Yine bir tiyatro oynanacak ve pazarlık görüntüleri verilecek. Sonuç yine milyonlarca işçi için sefalet koşullarının sürmesi olacak. 2023’ün seçim yılı olması da bunu değiştirmeyecek. Bunu görmek için geçmiş yıllarda belirlenen asgari ücretlere ve komisyon bileşenlerine göz atmak yeterli.
Geçtiğimiz yılın başında asgari ücret 4250 TL’ye, Temmuz’da ise güncellenerek 5500 TL’ye çıkartıldı. Ancak hayat pahalılığı karşısında asgari ücret daha cebimize girmeden pula döndü. Bugün telaffuz edilen rakamlar da yalancı TÜİK’in açıkladığı açlık sınırında gezinmektedir. Komisyon bileşenlerinin “Hayalci değil gerçekçi olalım”, “7785 TL kırmızı çizgimiz”, “Bu yılın değil gelecek yılın enflasyon değerleri baz alınsın” vb. açıklamaları, asgari ücretin yine sefalet ücreti olacağını gösteriyor.
Masanın “üç taraf”ı da bize karşıdır!
* Masanın bir tarafında burjuva sınıfını temsilen TİSK oturacak. Bizlerin sırtından karlarına kar katan bu haramzadeler, bizlerin “yaşam şartları” hariç her şeyin baz alınmasını istiyor. Öyle ki, aralarından biri 2023’ün hedeflenen enflasyon oranında zam yapılmasını istiyor. Pası alan Merkez Bankası Başkanı ise 2023’ün hedeflenen enflasyonunu %23 olarak açıklıyor. Bu asalak kan emici takımının tek derdi var: Nimetlerinden bol bol faydalandıkları ucuz emek cennetine zeval gelmemesi!
* Diğer tarafta ise sermayenin demir yumruğu AKP iktidarı var. İktidara geldiği günden beri uyguladığı politikalar ile işçi düşmanı olduğunu ispatlamış, asgari ücreti Türkiye’de ortalama ücret haline getirmiştir. Son 20 yılda sahte enflasyon rakamları esas alınarak verilen ücret artışları ile asgari ücretle çalışan kişi sayısı hiç olmadığı kadar artmıştır. Buna rağmen iktidar o kadar arsızdır ki, “asgari ücret en çok bizim dönemizde arttı” yalanını her gün söylemektedir. Seçimlerin yaklaşıyor diye yaratılan iyi bir ücret artışı olacak beklentisi yalnızca bir aldatmacadır. Hükümetin bugüne kadar bizden aldıklarını verebilmesi, asgari ücretin insanca yaşanabilecek bir düzeye çıkarılması mümkün değildir.
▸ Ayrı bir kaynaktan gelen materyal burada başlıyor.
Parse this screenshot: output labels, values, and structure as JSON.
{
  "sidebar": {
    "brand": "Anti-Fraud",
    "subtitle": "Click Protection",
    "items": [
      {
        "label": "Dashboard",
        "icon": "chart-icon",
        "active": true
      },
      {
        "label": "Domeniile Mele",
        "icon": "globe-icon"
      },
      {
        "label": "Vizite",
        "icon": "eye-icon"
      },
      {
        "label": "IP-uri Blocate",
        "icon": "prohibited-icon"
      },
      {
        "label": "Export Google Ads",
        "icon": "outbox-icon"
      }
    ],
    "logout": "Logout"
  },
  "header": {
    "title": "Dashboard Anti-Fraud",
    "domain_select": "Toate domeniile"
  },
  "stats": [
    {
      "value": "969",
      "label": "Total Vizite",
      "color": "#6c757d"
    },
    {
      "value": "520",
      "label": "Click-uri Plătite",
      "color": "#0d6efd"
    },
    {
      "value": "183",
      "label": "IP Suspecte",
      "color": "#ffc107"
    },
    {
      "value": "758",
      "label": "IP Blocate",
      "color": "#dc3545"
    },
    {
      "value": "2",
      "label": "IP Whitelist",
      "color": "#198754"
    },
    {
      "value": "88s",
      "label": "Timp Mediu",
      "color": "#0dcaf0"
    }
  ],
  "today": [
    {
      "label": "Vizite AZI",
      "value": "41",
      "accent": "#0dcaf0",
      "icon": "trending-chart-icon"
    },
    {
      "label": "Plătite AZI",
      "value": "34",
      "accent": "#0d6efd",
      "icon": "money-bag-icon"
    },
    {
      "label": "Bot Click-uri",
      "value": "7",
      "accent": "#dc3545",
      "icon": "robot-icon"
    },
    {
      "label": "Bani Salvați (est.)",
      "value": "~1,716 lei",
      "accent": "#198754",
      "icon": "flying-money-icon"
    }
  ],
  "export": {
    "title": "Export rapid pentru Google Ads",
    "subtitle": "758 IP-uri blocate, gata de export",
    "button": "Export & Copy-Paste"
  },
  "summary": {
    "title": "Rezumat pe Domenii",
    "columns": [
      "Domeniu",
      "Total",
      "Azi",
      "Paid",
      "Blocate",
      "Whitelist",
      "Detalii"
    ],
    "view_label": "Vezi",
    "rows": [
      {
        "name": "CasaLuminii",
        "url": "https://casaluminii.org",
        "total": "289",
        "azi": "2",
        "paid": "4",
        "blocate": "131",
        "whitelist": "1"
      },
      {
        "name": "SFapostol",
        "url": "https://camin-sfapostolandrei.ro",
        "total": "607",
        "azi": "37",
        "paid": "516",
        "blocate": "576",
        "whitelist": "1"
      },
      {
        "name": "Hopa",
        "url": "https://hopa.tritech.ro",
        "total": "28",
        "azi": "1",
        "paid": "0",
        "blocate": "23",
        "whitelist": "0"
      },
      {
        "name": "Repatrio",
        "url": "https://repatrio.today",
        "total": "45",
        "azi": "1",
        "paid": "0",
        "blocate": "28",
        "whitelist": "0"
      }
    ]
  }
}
* Masanın en ucunda ise sermayenin dalkavukluğunda uzmanlaşmış Türk-İş bürokratları oturuyor. Bizi temsil ettiği iddiası ile o masada oturuyorlar ama sermayenin safında olduğunu ispatlarcasına açıklamalar yapıyorlar. Atalay, kendi konfederasyonunun açıkladığı açlık sınırını (7785 TL) kırmızı çizgi ilan edebilecek kadar düşkünleşmiş durumdadır.
Bu oyunu ancak örgütlü irade bozar!
Asgari ücreti belirleme süreci koca bir mizansene çevriliyor. Bir yandan beklentiler artırılıyor, bir yandan sefalet rakamları dillendiriliyor. Ülke gerçekliğinden bahsediliyor ama kimse bizim gerçekliğimizden bahsetmiyor. Masanın sözde tarafları aynı kapıya çıkan açıklamalarla aslında aynı tarafta olduklarını gösteriyorlar. Açlık ve sefaletin daha da dibini görmemiz için hepsi kendi rolünü oynuyor. Bizlerden de bu süreçte seyirci kalmamız isteniyor.
Tespit komisyonunda toplanan şer üçlüsünün misyonu sömürünün sorunsuz devamını sağlamaktır. Burada asıl sorun bizlerin bu süreçte nasıl davranacağıdır. Sermaye sınıfı, devleti ve sendikal bürokrasi ile her koldan saldırıyor. Bizler kendi geleceğimizle ilgili süreçlerde inisiyatif alıp, örgütlü davranmadığımızda sonuç yine hüsran olacaktır.
O halde yapılması gereken açıktır. Beklemeci tutumdan çıkıp, masaya yumruğu vurma zamanıdır. Başta insanca yaşamaya yeten asgari ücret talebi olmak üzere en temel taleplerimiz etrafında kenetlenmeli ve sömürü düzenine karşı birleşerek harekete geçmeliyiz.